Further, the court in Ward noted:

“For these reasons we are of the opinion that insofar as People v. Black applies to the admission of expert medical opinion as to an accused’s sanity based, in part, on medical or psychological *35records compiled by others which are not admitted into evidence, that decision is no longer to be given effect. If such reports are of a type customarily utilized by the medical profession, then these reports may be used as factors by an expert in the determination of his opinion as to an accused’s sanity even though the reports are not admitted into evidence. The restriction that these materials be commonly used by the medical profession attributes a high degree of reliability to them. People v. Sugden (1974), 35 N.Y.2d 453, 323 N.E.2d 169; Smith v. State (Ind. 1972), 285 N.E.2d 275, cert. denied, 409 U.S. 1129; Annot., 55 A.L.R.3d 551 (1974).” People v. Ward (1975), 61 Ill. 2d 559, 568, 338 N.E.2d 171, 177. See also special concurring opinion of Justice Orr in People v. Black (1937), 367 Ill. 209, 216, 10 N.E.2d 801, 804; Smith v. Williams (1975), 34 Ill. App. 3d 677, 339 N.E.2d 10.

In the present case no foundation was presented to indicate Dr. DePara supervised or directed the intake psychiatrist in his examination or evaluation of the mental condition of the respondent. Additionally, no evidence was presented that the type of report prepared by the intake psychiatrist and relied upon by Dr. DePara was “of a type customarily utilized by the medical profession" " ".” Necessarily, we agree with respondent that the standards for admissibility of the “hearsay” testimony set forth in Ward were not met in this case. Nevertheless, we find the error in allowing the inadmissible hearsay into evidence was harmless. People v. Murdock (1971), 48 Ill. 2d 362, 270 N.E.2d 21, cert. denied (1971), 404 U.S. 957, 30 L. Ed. 2d 274, 92 S. Ct. 324.

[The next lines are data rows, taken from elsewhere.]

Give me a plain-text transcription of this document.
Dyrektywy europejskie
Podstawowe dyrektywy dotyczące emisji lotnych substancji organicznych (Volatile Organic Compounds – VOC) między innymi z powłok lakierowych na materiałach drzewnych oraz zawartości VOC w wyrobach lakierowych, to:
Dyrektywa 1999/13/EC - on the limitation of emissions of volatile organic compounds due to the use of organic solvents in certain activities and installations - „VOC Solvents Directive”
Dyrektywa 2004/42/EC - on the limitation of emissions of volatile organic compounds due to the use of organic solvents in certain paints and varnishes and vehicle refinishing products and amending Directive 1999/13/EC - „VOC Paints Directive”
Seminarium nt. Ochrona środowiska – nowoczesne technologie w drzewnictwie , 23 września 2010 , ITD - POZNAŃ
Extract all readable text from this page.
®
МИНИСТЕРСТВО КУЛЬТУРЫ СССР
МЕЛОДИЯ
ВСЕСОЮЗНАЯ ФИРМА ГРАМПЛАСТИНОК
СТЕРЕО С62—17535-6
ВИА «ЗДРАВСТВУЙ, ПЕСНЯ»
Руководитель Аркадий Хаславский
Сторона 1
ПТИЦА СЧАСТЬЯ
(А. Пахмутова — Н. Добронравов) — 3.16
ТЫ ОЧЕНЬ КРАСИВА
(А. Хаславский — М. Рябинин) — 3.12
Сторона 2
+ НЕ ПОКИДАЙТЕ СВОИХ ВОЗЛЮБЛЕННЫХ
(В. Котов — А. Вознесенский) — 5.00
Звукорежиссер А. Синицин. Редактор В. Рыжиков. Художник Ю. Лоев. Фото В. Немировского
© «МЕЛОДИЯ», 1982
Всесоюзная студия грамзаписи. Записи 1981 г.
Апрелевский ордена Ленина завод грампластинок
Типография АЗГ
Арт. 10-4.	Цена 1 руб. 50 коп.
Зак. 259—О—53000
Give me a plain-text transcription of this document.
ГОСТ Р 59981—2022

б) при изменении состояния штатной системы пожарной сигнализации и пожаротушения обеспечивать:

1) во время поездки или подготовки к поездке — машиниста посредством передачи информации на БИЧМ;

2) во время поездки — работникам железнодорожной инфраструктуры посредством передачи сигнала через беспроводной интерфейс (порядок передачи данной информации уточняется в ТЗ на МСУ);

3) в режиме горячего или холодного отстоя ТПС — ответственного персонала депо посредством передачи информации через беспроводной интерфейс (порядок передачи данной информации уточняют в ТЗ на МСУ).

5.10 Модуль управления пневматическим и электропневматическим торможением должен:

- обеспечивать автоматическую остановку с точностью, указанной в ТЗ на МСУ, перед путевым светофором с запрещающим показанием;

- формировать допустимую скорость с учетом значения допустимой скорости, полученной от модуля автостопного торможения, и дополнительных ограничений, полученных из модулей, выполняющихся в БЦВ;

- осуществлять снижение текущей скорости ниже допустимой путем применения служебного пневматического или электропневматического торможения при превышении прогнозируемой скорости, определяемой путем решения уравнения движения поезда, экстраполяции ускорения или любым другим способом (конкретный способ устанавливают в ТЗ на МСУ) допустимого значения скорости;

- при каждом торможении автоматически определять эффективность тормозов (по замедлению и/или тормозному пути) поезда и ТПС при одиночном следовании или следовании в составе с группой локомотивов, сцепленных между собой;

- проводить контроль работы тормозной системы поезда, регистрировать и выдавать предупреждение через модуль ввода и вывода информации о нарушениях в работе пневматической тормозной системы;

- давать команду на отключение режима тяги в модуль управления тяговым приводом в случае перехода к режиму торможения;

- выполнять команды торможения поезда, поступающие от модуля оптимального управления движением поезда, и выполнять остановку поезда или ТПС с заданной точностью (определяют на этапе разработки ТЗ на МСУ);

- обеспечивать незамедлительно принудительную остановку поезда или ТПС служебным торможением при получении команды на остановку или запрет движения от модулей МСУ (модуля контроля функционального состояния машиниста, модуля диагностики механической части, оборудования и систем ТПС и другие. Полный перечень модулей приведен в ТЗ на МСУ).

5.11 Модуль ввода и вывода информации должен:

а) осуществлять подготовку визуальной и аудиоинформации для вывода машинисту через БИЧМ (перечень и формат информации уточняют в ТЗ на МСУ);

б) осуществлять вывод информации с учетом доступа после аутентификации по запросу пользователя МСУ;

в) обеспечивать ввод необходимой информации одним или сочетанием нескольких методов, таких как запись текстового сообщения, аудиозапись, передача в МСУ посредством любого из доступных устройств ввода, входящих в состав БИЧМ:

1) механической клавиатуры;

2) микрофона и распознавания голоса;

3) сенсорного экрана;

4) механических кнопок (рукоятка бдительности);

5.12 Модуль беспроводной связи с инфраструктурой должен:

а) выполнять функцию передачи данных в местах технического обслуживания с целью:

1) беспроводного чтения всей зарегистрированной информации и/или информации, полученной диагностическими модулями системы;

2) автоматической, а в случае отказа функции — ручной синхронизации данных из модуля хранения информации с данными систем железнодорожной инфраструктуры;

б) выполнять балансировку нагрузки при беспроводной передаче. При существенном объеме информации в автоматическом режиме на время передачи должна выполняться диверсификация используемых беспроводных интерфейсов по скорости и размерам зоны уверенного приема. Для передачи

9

The evidence clearly shows that Dr. DePara’s testimony concerning respondent’s mental disorder, which was based upon Dr. DePara’s independent observations of respondent and apart from what he was told by the intake psychiatrist, was ample and sufficient to form a medical basis for respondent’s commitment. The State’s evidence, adduced by respondent’s wife and by Dr. DePara, demonstrated clearly and convincingly that respondent had a mental disorder which rendered him extremely dangerous to himself and others, and that he was in need of mental treatment and hospitalization. (See People v. Sansone (1974), 18 Ill. App. 3d 315, 309 N.E.2d 733, appeal denied (1974), 56 Ill. 2d 584; Ill. Rev. Stat. 1975, ch. 91½, par. 1 — 11.) Considering the nature and extent of the admissible evidence presented, the court could come to no other conclusion than it did. No prejudice came to the respondent by allowing into evidence the impermissible hearsay.

Finally, we note no inconsistency in the court recommending that respondent be placed in a maximum security setting while being treated, although Dr. DePara appeared to indicate that the respondent could be *36treated in a less secure facility. The determination and judgment of the court are readily supportable by the admissible evidence presented in this case.

For the foregoing reasons, the commitment of the respondent is affirmed.


DIERINGER, P. J., and JOHNSON, J., concur.